All of these factors make systematic progress in this field daunting. It is especially difficult when the universe of specialized clinical teams engaged in neuromodulatory device development remains relatively small. This leads to siloing of research advances within particular clinical centers and makes it difficult for scientists to compare and reproduce each other’s data sequestered within institutions. Post-trial follow up is also complicated if patients with implants move across healthcare systems.

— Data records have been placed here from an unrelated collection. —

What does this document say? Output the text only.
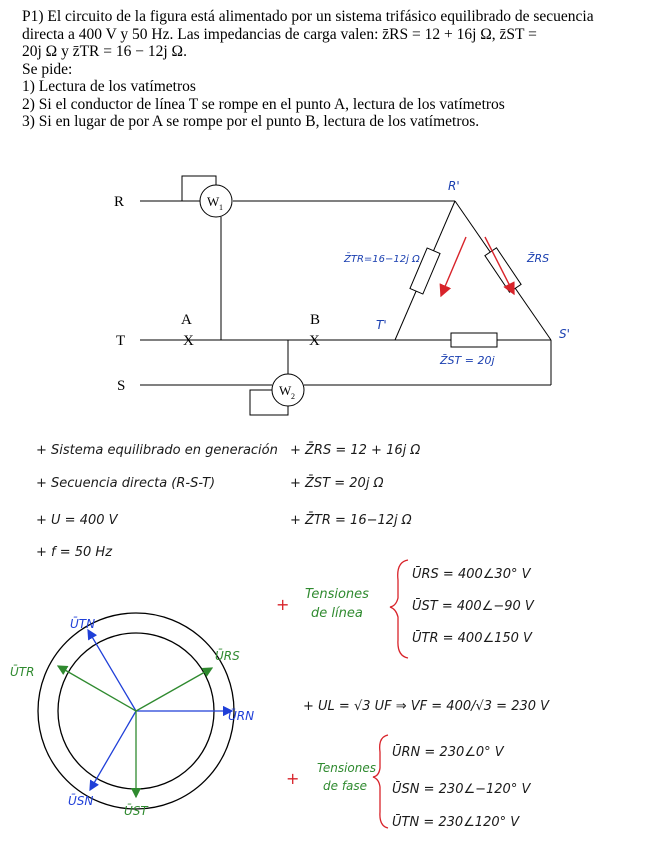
P1) El circuito de la figura está alimentado por un sistema trifásico equilibrado de secuencia

directa a 400 V y 50 Hz. Las impedancias de carga valen: z̄RS = 12 + 16j Ω, z̄ST =

20j Ω y z̄TR = 16 − 12j Ω.

Se pide:

1) Lectura de los vatímetros

2) Si el conductor de línea T se rompe en el punto A, lectura de los vatímetros

3) Si en lugar de por A se rompe por el punto B, lectura de los vatímetros.

R
T
S
A	B
X	X
W 1
W 2
R'
S'
T'
Z̄TR=16−12j Ω	Z̄RS
Z̄ST = 20j
+ Sistema equilibrado en generación
+ Secuencia directa (R-S-T)
+ U = 400 V
+ f = 50 Hz
+ Z̄RS = 12 + 16j Ω
+ Z̄ST = 20j Ω
+ Z̄TR = 16−12j Ω
+
Tensiones
de línea
ŪRS = 400∠30° V
ŪST = 400∠−90 V
ŪTR = 400∠150 V
+ UL = √3 UF ⇒ VF = 400/√3 = 230 V
+
Tensiones
de fase
ŪRN = 230∠0° V
ŪSN = 230∠−120° V
ŪTN = 230∠120° V
ŪTN
ŪRS
ŪTR
ŪRN
ŪSN
ŪST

One way to address this problem would be to fund open data repositories that collect subject-derived data from over the life cycle of a device, in a unique device identification system that can be linked to electronic health records. This could work for both implanted devices and wearables. Repositories might be created around specific indications—there are already examples, such as the National Sleep Research Resource or Temple University Hospital EEG dataset—or they might be national or even internationally accessible repositories (like Neurodata Without Borders), with standardized data formats, metadata, detailed protocols and parameters.

The BRAIN Initiative’s commitment to translational research has so far been underwhelming. In addition to basic and clinical studies, BRAIN and other funders need to devote more resources to the translational studies bridging the gap between bench and bedside. Ultimately, we don’t have to understand the entire brain to make clinical applications of neuromodulation more successful. We just need sufficient human data to better understand the effects of brain stimulation.